Tras la larga espera en la cola para pagar el pan, Rosa se desquitó de su chaqueta y la tiró en la papelera más cercana. No tenía mucho sentido ser cívico en una ciudad cuyos basureros llevaban casi dos semanas de huelga; pese a ello prefería cumplir con las normas conocidas. Siempre había sido muy meticulosa al respecto, pues el hecho de no seguir los pasos que la autoridad mandaba había significado horas de castigo encerrada en la mohosa despensa de su casa.
Ahora ya era una mujer adulta y se encargaba de la educación de sus propios hijos, por supuesto no de la forma que lo hizo su padre, pero sí que estaba decidida a castigar comportamientos poco rectos.
Iba de vuelta a su casa, un piso de obra nueva en una buena zona. Ella, su marido y sus tres hijos disponían de ropa nueva, un coche de gama alta y, sin embargo, no se habían librado de las escasez de alimentos que estaba matando a todo el mundo.
Unos metros más adelante, poco antes de girar la esquina que la llevaría a su calle, Rosa vio dos hombres desgarrándose las carnes con cuchillos por un pedazo de carne podrida que había cerca de ellos.
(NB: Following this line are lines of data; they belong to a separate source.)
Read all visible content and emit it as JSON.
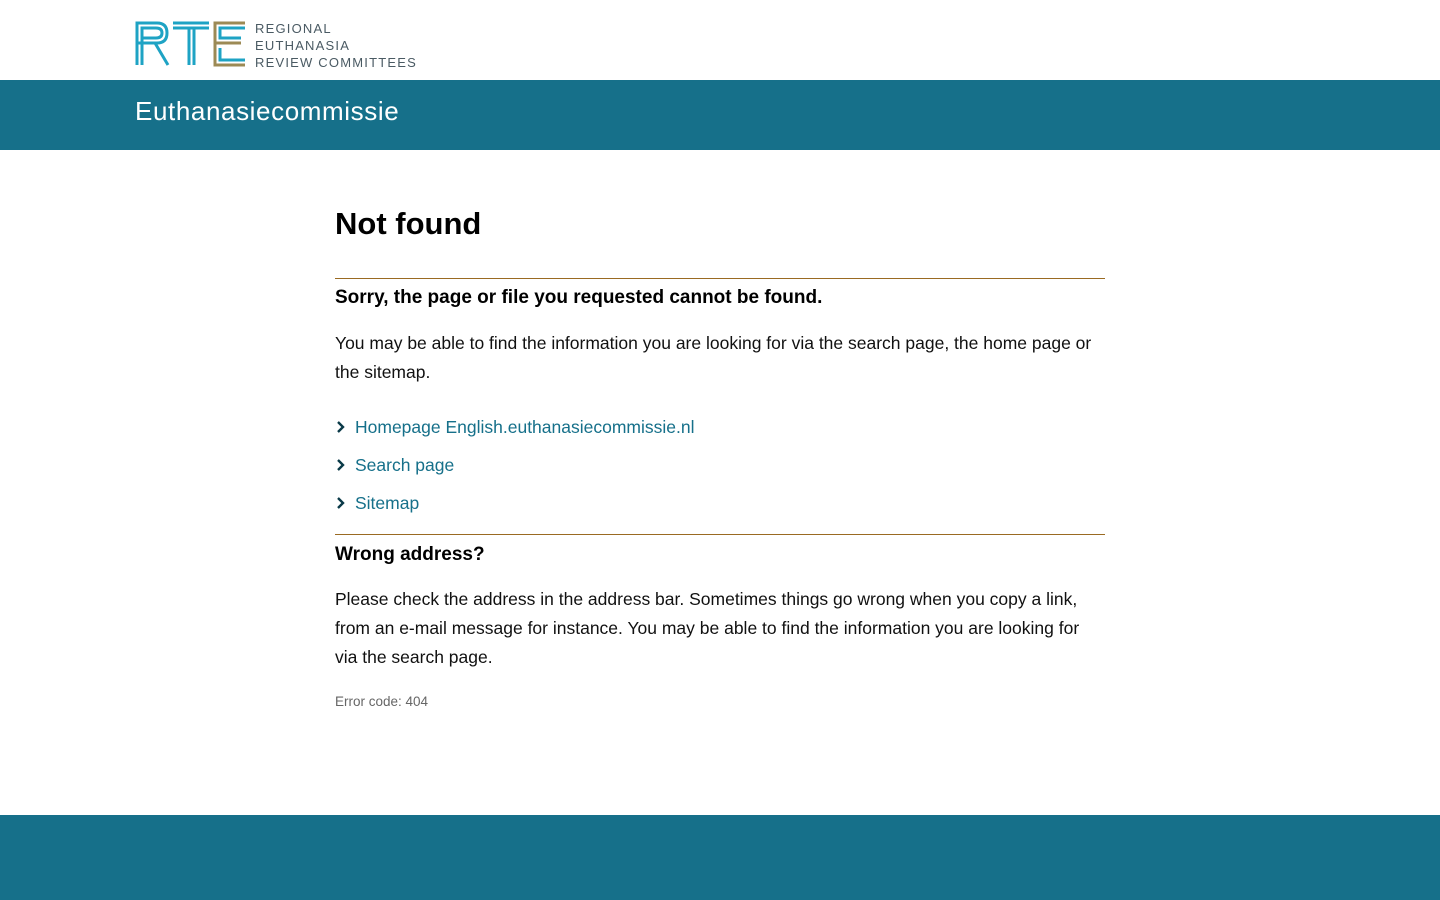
{
  "logo": {
    "mark": "RTE",
    "line1": "REGIONAL",
    "line2": "EUTHANASIA",
    "line3": "REVIEW COMMITTEES"
  },
  "site_bar": {
    "title": "Euthanasiecommissie"
  },
  "main": {
    "title": "Not found",
    "section1": {
      "heading": "Sorry, the page or file you requested cannot be found.",
      "text": "You may be able to find the information you are looking for via the search page, the home page or the sitemap.",
      "links": [
        {
          "label": "Homepage English.euthanasiecommissie.nl",
          "icon": "chevron-right-icon"
        },
        {
          "label": "Search page",
          "icon": "chevron-right-icon"
        },
        {
          "label": "Sitemap",
          "icon": "chevron-right-icon"
        }
      ]
    },
    "section2": {
      "heading": "Wrong address?",
      "text": "Please check the address in the address bar. Sometimes things go wrong when you copy a link, from an e-mail message for instance. You may be able to find the information you are looking for via the search page."
    },
    "error_code": "Error code: 404"
  },
  "colors": {
    "brand_blue": "#16708a",
    "logo_teal": "#1ea3c4",
    "logo_gold": "#9c8a55",
    "rule": "#9a6a22"
  }
}
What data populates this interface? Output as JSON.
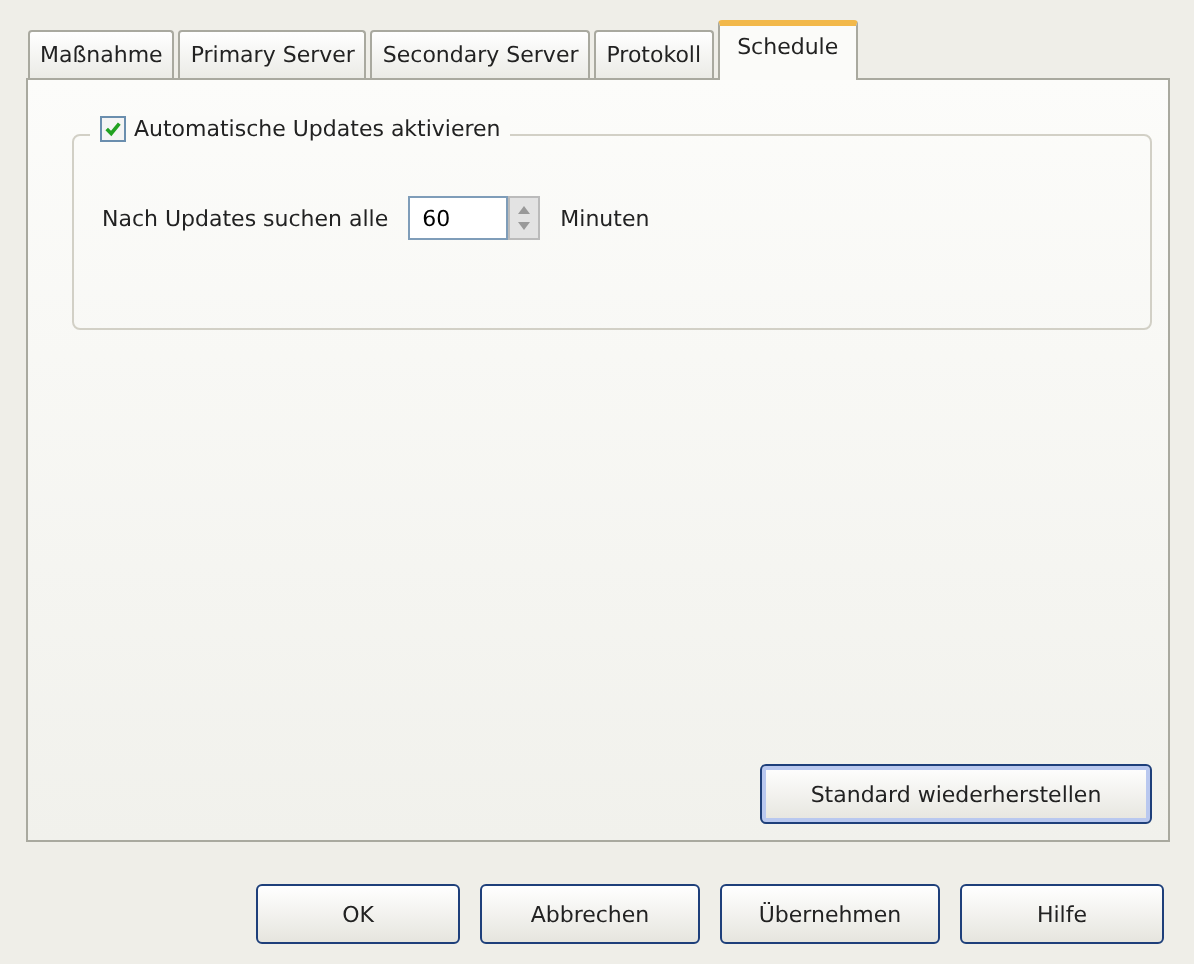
{
  "tabs": [
    {
      "label": "Maßnahme",
      "selected": false
    },
    {
      "label": "Primary Server",
      "selected": false
    },
    {
      "label": "Secondary Server",
      "selected": false
    },
    {
      "label": "Protokoll",
      "selected": false
    },
    {
      "label": "Schedule",
      "selected": true
    }
  ],
  "group": {
    "checkbox": {
      "label": "Automatische Updates aktivieren",
      "checked": true
    },
    "interval": {
      "label": "Nach Updates suchen alle",
      "value": "60",
      "unit": "Minuten"
    }
  },
  "restore_button": "Standard wiederherstellen",
  "buttons": [
    "OK",
    "Abbrechen",
    "Übernehmen",
    "Hilfe"
  ]
}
El miedo la paralizó. Si la veían irían a por su barra de pan. Si se la quitaban sólo Dios sabía cuándo volverían a comer. Debía retroceder con disimulo y coger otro camino de vuelta a casa.
Su lentitud fue su perdición; los dos hombres la vieron. Jadeaban y tenían una mirada de bestias. De repente echaron a correr en su dirección dispuestos a matarla si era necesario.
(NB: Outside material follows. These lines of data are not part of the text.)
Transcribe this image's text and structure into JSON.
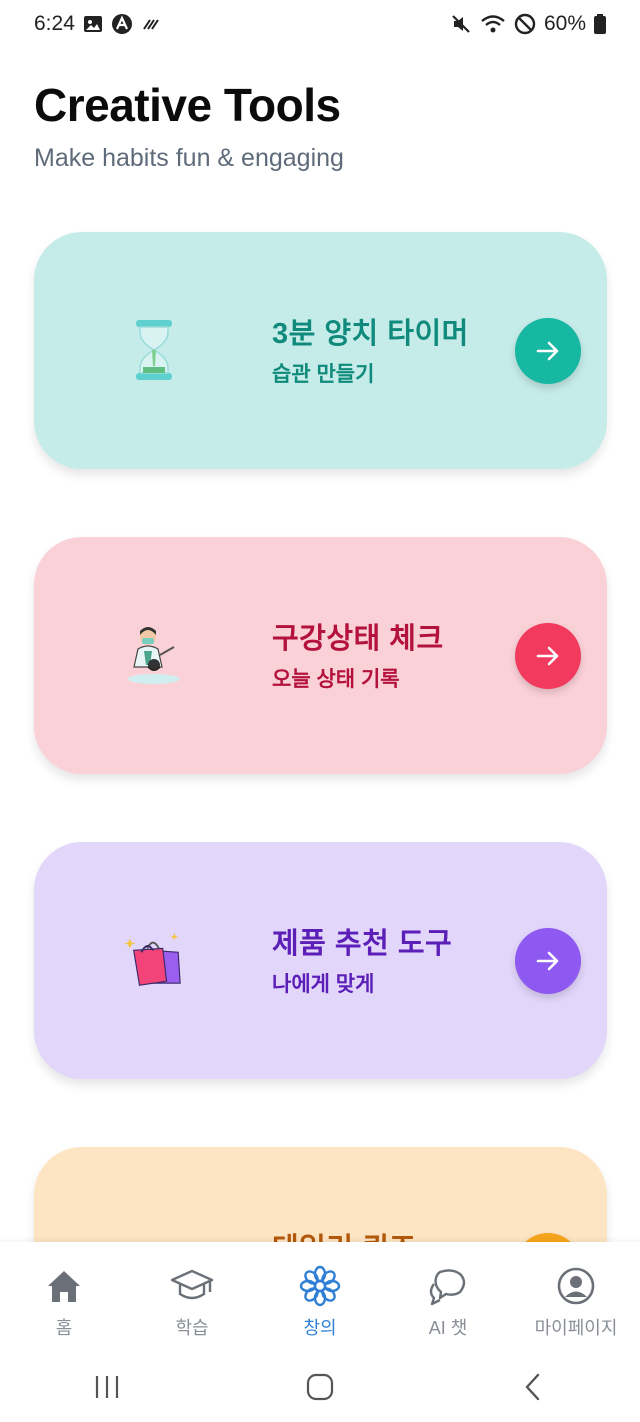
{
  "status_bar": {
    "time": "6:24",
    "battery": "60%",
    "left_icons": [
      "image-icon",
      "app-a-icon",
      "signal-lines-icon"
    ],
    "right_icons": [
      "mute-icon",
      "wifi-icon",
      "no-disturb-icon",
      "battery-icon"
    ]
  },
  "header": {
    "title": "Creative Tools",
    "subtitle": "Make habits fun & engaging"
  },
  "cards": [
    {
      "title": "3분 양치 타이머",
      "subtitle": "습관 만들기",
      "icon": "hourglass-icon",
      "bg": "#c5ece8",
      "text_color": "#0f8a7c",
      "accent": "#16b7a3"
    },
    {
      "title": "구강상태 체크",
      "subtitle": "오늘 상태 기록",
      "icon": "dentist-icon",
      "bg": "#fbd1d8",
      "text_color": "#b3123f",
      "accent": "#f23a5e"
    },
    {
      "title": "제품 추천 도구",
      "subtitle": "나에게 맞게",
      "icon": "shopping-bags-icon",
      "bg": "#e3d6fb",
      "text_color": "#5b1fb8",
      "accent": "#8e59f0"
    },
    {
      "title": "데일리 퀴즈",
      "subtitle": "",
      "icon": "quiz-icon",
      "bg": "#fde4c2",
      "text_color": "#b3590b",
      "accent": "#f5a51c"
    }
  ],
  "bottom_nav": {
    "items": [
      {
        "label": "홈",
        "icon": "home-icon"
      },
      {
        "label": "학습",
        "icon": "graduation-cap-icon"
      },
      {
        "label": "창의",
        "icon": "flower-icon",
        "active": true
      },
      {
        "label": "AI 챗",
        "icon": "chat-bubbles-icon"
      },
      {
        "label": "마이페이지",
        "icon": "user-circle-icon"
      }
    ]
  },
  "colors": {
    "active_nav": "#2f7fd6",
    "inactive_nav": "#8a8f97"
  }
}
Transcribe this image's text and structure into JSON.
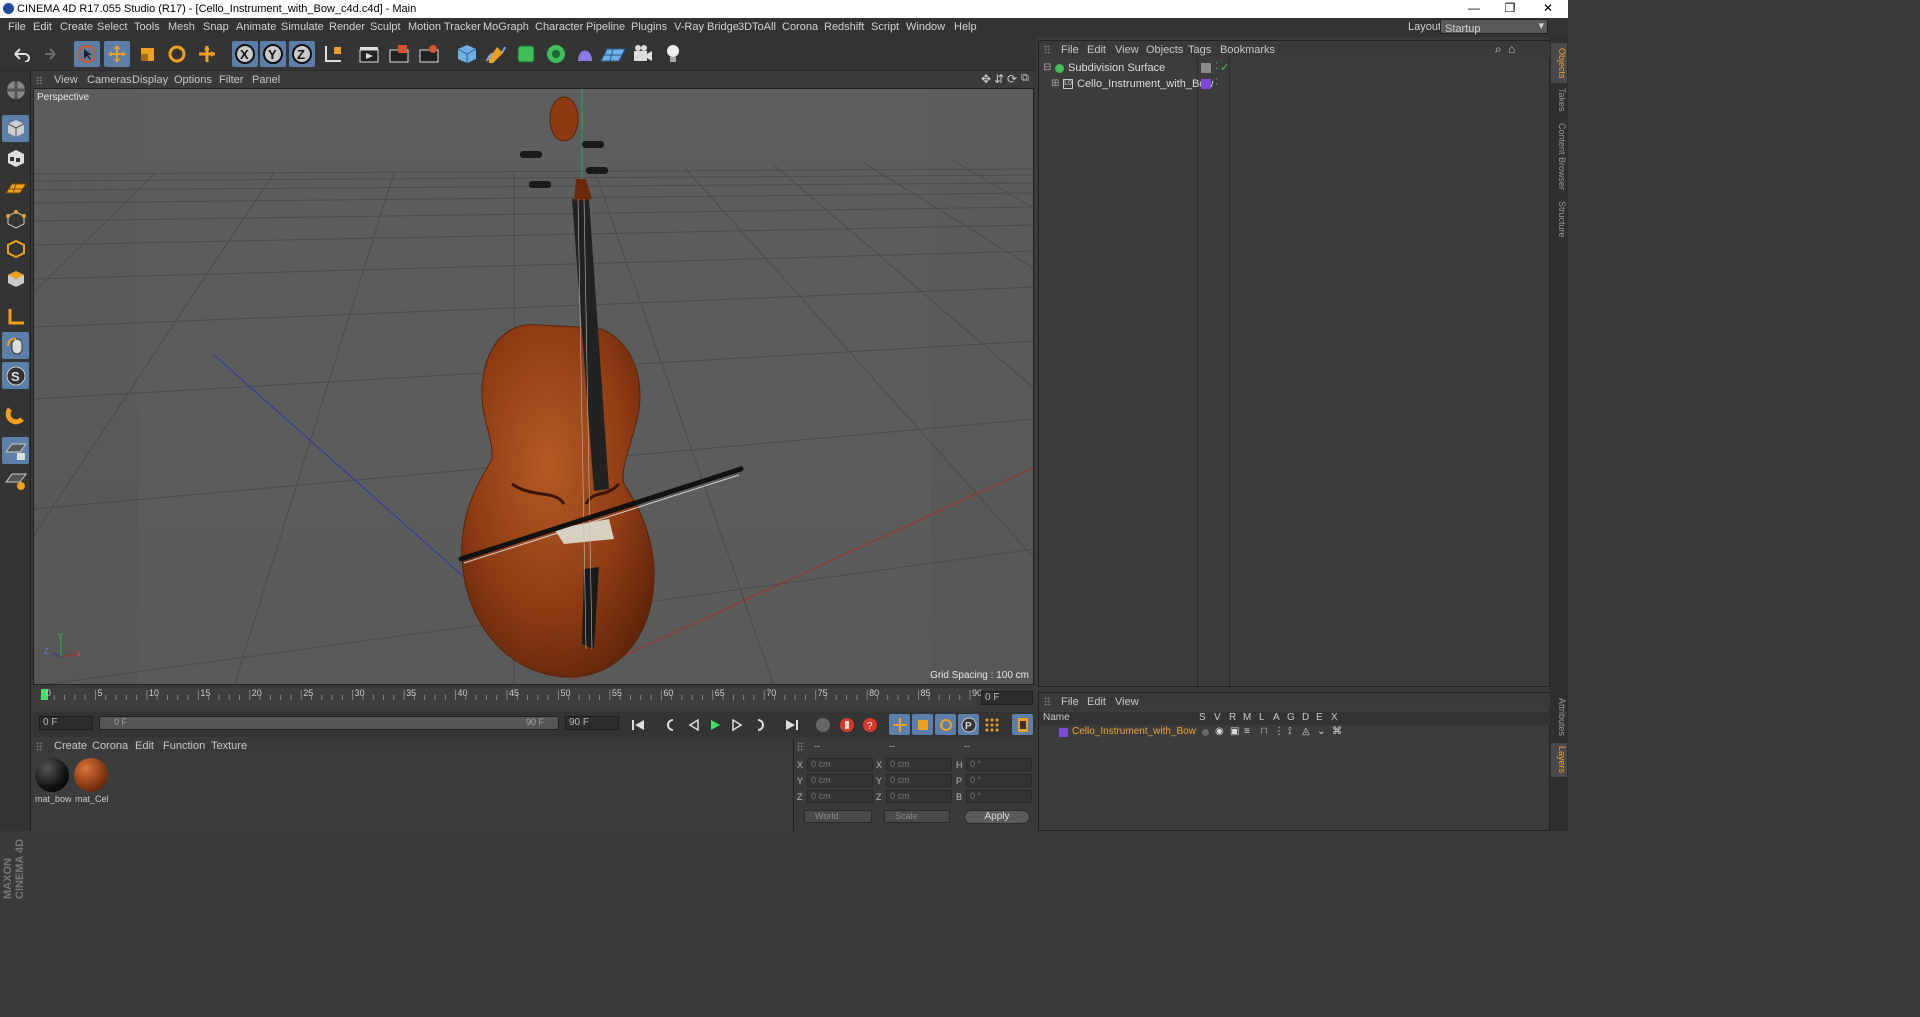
{
  "window": {
    "title": "CINEMA 4D R17.055 Studio (R17) - [Cello_Instrument_with_Bow_c4d.c4d] - Main",
    "minimize": "—",
    "restore": "❐",
    "close": "✕"
  },
  "menubar": {
    "items": [
      "File",
      "Edit",
      "Create",
      "Select",
      "Tools",
      "Mesh",
      "Snap",
      "Animate",
      "Simulate",
      "Render",
      "Sculpt",
      "Motion Tracker",
      "MoGraph",
      "Character",
      "Pipeline",
      "Plugins",
      "V-Ray Bridge",
      "3DToAll",
      "Corona",
      "Redshift",
      "Script",
      "Window",
      "Help"
    ],
    "layout_label": "Layout:",
    "layout_value": "Startup"
  },
  "toolbar": {
    "axis_x": "X",
    "axis_y": "Y",
    "axis_z": "Z"
  },
  "viewport": {
    "menu": [
      "View",
      "Cameras",
      "Display",
      "Options",
      "Filter",
      "Panel"
    ],
    "camera_label": "Perspective",
    "grid_spacing": "Grid Spacing : 100 cm",
    "axis_x": "X",
    "axis_y": "Y",
    "axis_z": "Z"
  },
  "timeline": {
    "ticks": [
      "0",
      "5",
      "10",
      "15",
      "20",
      "25",
      "30",
      "35",
      "40",
      "45",
      "50",
      "55",
      "60",
      "65",
      "70",
      "75",
      "80",
      "85",
      "90"
    ],
    "current_frame": "0 F",
    "start_field": "0 F",
    "range_start": "0 F",
    "range_end": "90 F",
    "end_field": "90 F"
  },
  "material_manager": {
    "menu": [
      "Create",
      "Corona",
      "Edit",
      "Function",
      "Texture"
    ],
    "materials": [
      {
        "name": "mat_bow"
      },
      {
        "name": "mat_Cel"
      }
    ]
  },
  "coordinates": {
    "headers": [
      "--",
      "--",
      "--"
    ],
    "rows": [
      {
        "l1": "X",
        "v1": "0 cm",
        "l2": "X",
        "v2": "0 cm",
        "l3": "H",
        "v3": "0 °"
      },
      {
        "l1": "Y",
        "v1": "0 cm",
        "l2": "Y",
        "v2": "0 cm",
        "l3": "P",
        "v3": "0 °"
      },
      {
        "l1": "Z",
        "v1": "0 cm",
        "l2": "Z",
        "v2": "0 cm",
        "l3": "B",
        "v3": "0 °"
      }
    ],
    "space": "World",
    "mode": "Scale",
    "apply": "Apply"
  },
  "object_manager": {
    "menu": [
      "File",
      "Edit",
      "View",
      "Objects",
      "Tags",
      "Bookmarks"
    ],
    "objects": [
      {
        "name": "Subdivision Surface"
      },
      {
        "name": "Cello_Instrument_with_Bow"
      }
    ]
  },
  "layer_manager": {
    "menu": [
      "File",
      "Edit",
      "View"
    ],
    "columns": [
      "Name",
      "S",
      "V",
      "R",
      "M",
      "L",
      "A",
      "G",
      "D",
      "E",
      "X"
    ],
    "layers": [
      {
        "name": "Cello_Instrument_with_Bow",
        "color": "#7b4bd6"
      }
    ]
  },
  "right_tabs": [
    "Objects",
    "Takes",
    "Content Browser",
    "Structure",
    "Attributes",
    "Layers"
  ],
  "brand": {
    "text": "MAXON CINEMA 4D"
  },
  "colors": {
    "accent": "#5b7fa8",
    "highlight": "#e8a33a",
    "cello": "#8a3a14"
  }
}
Cuando los tenía apenas a un metro de distancia y pensaba que aquel sería su fin, las dos fieras empezaron a golpearse mutuamente. Estaba claro que no querían compartir el botín; quizás ambos tenían una familia numerosa a la que alimentar. Ocho o diez hijos desnutridos que esperarían en casa a que papá consiguiese algo de comer; o quizás preferirían abandonar a los suyos y engullir todo el alimento; de todas maneras unas migajas no les salvaría la vida, quizás retrasaría su muerte un día o dos más. El caso es que la desesperación de ellos fue su salvación. Aprovechó la ocasión, se descalzó para poder correr sin tropiezos y, esquivándolos justo a tiempo de que no la atrapasen cuando la vieron pasar, consiguió recorrer el poco trecho hasta su casa antes que los perseguidores le diesen alcance.